In the waning moments of the first half at Stanford on Dec. 29, Nique Clifford grabbed a defensive rebound with 21 seconds remaining and the Buffs trailing by four points.
With Tad Boyle screaming to hold for one shot and point guard KJ Simpson calling for the ball, Clifford instead pushed the pace and attempted a coast-to-coast conversion. Just four seconds after that rebound, Clifford missed on a wild layup attempt, giving the Cardinal a final possession before the break.
That miscue ultimately didn’t hurt the Buffs. Stanford didn’t connect on its bonus possession, and thanks to some late heroics from Simpson, Colorado rallied for what at the time was an impressive road win. And that end result is part of the story, too. Colorado did just enough to stir hope.
Yet with Clifford and two now-former teammates, Lawson Lovering and Quincy Allen, exiting through the transfer portal and head coach Tad Boyle left to assess what went wrong in 2022-23, that moment late in 2022 is a perfect example of why the Buffs need to reboot in the spring and summer of 2023.
In this space at the outset of the season I said this should be an NCAA Tournament squad. This is the column where I admit I was wrong. It feels wrong by a wide margin, but the reality is the Buffs only needed to turn around a couple bad losses to be in the mix for the NCAA Tournament (at Cal and holding on to a late lead at home against Arizona State are the top two in my book).
It was that solid NET ranking throughout the season — spurred by early-season wins against Tennessee and Texas A&M, plus strong seasons by nonconference foes like Boise State, Yale and Grambling State — that allowed a CU team that hovered around .500 for much of the season to still land a No. 2 seed in the NIT.
Watching this team in the preseason, I believed the depth and balance would be huge assets. They shared the ball well, and that trait remained throughout the season. In the end, however, they only shared in the offensive struggles. That balance, the idea a different player inevitably would step up on a given night, didn’t show up. More often than not the Buffs struggled to get anyone to step up offensively beyond Simpson and Tristan da Silva.

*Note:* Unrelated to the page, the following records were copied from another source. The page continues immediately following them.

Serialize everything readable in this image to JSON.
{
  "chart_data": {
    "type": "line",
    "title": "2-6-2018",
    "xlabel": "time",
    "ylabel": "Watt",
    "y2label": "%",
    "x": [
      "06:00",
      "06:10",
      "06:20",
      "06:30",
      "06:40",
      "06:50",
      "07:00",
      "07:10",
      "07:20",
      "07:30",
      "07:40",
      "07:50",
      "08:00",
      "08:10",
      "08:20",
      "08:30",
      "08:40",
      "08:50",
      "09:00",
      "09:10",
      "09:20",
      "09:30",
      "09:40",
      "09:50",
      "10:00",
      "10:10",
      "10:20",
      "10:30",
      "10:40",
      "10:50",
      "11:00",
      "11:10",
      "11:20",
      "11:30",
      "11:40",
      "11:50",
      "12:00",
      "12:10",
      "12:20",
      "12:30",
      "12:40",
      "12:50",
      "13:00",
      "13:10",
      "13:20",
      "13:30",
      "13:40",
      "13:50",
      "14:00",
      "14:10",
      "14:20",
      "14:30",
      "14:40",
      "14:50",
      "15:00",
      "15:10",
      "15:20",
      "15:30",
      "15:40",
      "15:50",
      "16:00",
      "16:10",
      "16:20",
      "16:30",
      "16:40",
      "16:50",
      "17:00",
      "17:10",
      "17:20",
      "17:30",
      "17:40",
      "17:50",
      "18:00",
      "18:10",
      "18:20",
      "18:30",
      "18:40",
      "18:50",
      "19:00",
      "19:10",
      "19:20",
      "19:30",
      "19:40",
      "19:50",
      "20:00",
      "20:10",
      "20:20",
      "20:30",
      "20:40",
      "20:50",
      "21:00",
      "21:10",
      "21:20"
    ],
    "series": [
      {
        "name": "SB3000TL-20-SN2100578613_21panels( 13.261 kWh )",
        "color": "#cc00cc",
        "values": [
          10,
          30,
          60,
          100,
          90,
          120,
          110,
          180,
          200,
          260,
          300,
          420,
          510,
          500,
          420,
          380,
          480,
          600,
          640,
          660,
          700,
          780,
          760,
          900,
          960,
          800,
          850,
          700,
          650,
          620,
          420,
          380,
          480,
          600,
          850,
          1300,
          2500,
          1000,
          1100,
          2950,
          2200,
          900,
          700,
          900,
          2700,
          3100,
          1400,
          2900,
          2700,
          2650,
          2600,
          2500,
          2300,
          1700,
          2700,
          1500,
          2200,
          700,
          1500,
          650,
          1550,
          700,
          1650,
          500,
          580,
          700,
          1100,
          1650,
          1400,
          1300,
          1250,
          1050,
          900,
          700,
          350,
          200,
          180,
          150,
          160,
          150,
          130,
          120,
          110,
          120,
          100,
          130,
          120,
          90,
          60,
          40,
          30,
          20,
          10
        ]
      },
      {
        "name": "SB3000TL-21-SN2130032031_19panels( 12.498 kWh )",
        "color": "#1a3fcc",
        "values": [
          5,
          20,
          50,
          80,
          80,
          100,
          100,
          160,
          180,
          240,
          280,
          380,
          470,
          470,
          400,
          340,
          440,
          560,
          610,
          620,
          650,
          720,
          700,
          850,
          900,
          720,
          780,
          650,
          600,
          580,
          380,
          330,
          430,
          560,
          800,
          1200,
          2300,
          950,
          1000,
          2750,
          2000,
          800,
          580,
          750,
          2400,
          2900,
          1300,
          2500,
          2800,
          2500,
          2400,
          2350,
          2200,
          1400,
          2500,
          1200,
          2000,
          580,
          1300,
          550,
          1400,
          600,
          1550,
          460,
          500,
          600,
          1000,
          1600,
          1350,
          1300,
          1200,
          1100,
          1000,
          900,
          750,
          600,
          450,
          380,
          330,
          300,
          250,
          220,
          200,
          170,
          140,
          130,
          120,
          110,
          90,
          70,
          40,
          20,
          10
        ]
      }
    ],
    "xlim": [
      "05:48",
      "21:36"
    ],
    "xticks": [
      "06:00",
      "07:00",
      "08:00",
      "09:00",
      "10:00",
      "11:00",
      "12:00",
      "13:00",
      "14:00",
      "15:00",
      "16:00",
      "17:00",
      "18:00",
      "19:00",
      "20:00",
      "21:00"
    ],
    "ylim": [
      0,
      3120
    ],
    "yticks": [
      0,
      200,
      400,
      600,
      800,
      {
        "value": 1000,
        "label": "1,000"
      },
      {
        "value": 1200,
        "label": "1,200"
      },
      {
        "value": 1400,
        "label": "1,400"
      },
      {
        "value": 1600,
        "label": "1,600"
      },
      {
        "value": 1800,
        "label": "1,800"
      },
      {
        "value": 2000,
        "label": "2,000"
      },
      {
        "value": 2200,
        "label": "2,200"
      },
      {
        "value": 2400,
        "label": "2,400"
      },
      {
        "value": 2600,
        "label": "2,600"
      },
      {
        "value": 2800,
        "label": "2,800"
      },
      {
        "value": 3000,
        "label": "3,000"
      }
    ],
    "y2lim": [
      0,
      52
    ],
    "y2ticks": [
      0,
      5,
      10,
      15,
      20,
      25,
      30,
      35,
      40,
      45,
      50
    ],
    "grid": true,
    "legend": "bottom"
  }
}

Where did it go wrong? I certainly didn’t expect such wide-ranging shooting woes. The 2022-23 Buffs arguably were the worst 3-point shooting team in Boyle’s 13-season tenure. They finished with a .322 mark, and while technically the 2013-14 team posted a lower percentage (.318), that team played the second half of the season without its best 3-point shooter, Spencer Dinwiddie.
This will always be the team Boyle critics will point to when frustrated with his defense-and-rebounding-first approach. CU remains 31st in the nation in adjusted defensive efficiency at KenPom.com, and the Buffs finished fourth in the Pac-12 in average rebounding margin. It was the shooting woes and, during the first half of the season, turnover issues that held the Buffs back.
Individually, Clifford’s struggles and Simpson’s second-half slide stand out as the biggest misses, though the Buffs had plenty of other shortcomings beyond that duo. Clifford has all the skills to be a premier wing, but simply couldn’t put it together. Simpson earned second team All-Pac-12 honors, but any return to NCAA tourney contention will most likely require improved consistency. He shot .450 overall, .354 on 3-pointers, and posted a 1.58 assist-to-turnover rate in the season’s first 15 games. In his final 14, he shot .330 overall, .154 on 3-pointers, and recorded a 1.42 assist-to-turnover rate.
Every offseason feels like a critical one as soon as the season ends and the look-ahead begins. This one certainly rates as an important one for Boyle and his staff, who have two open scholarships to work with in hopes of bolstering the returning core that is set to welcome one of the top recruits in the nation in Cody Williams in addition to an athletic 6-foot-10 forward in Assane Diop.
Maybe the NCAA Tournament was a lofty goal for this bunch, yet it nonetheless was a team that underperformed compared to its talent level. If Boyle and the Buffs can turn around that disparity by the fall, it likely will be a different story next year.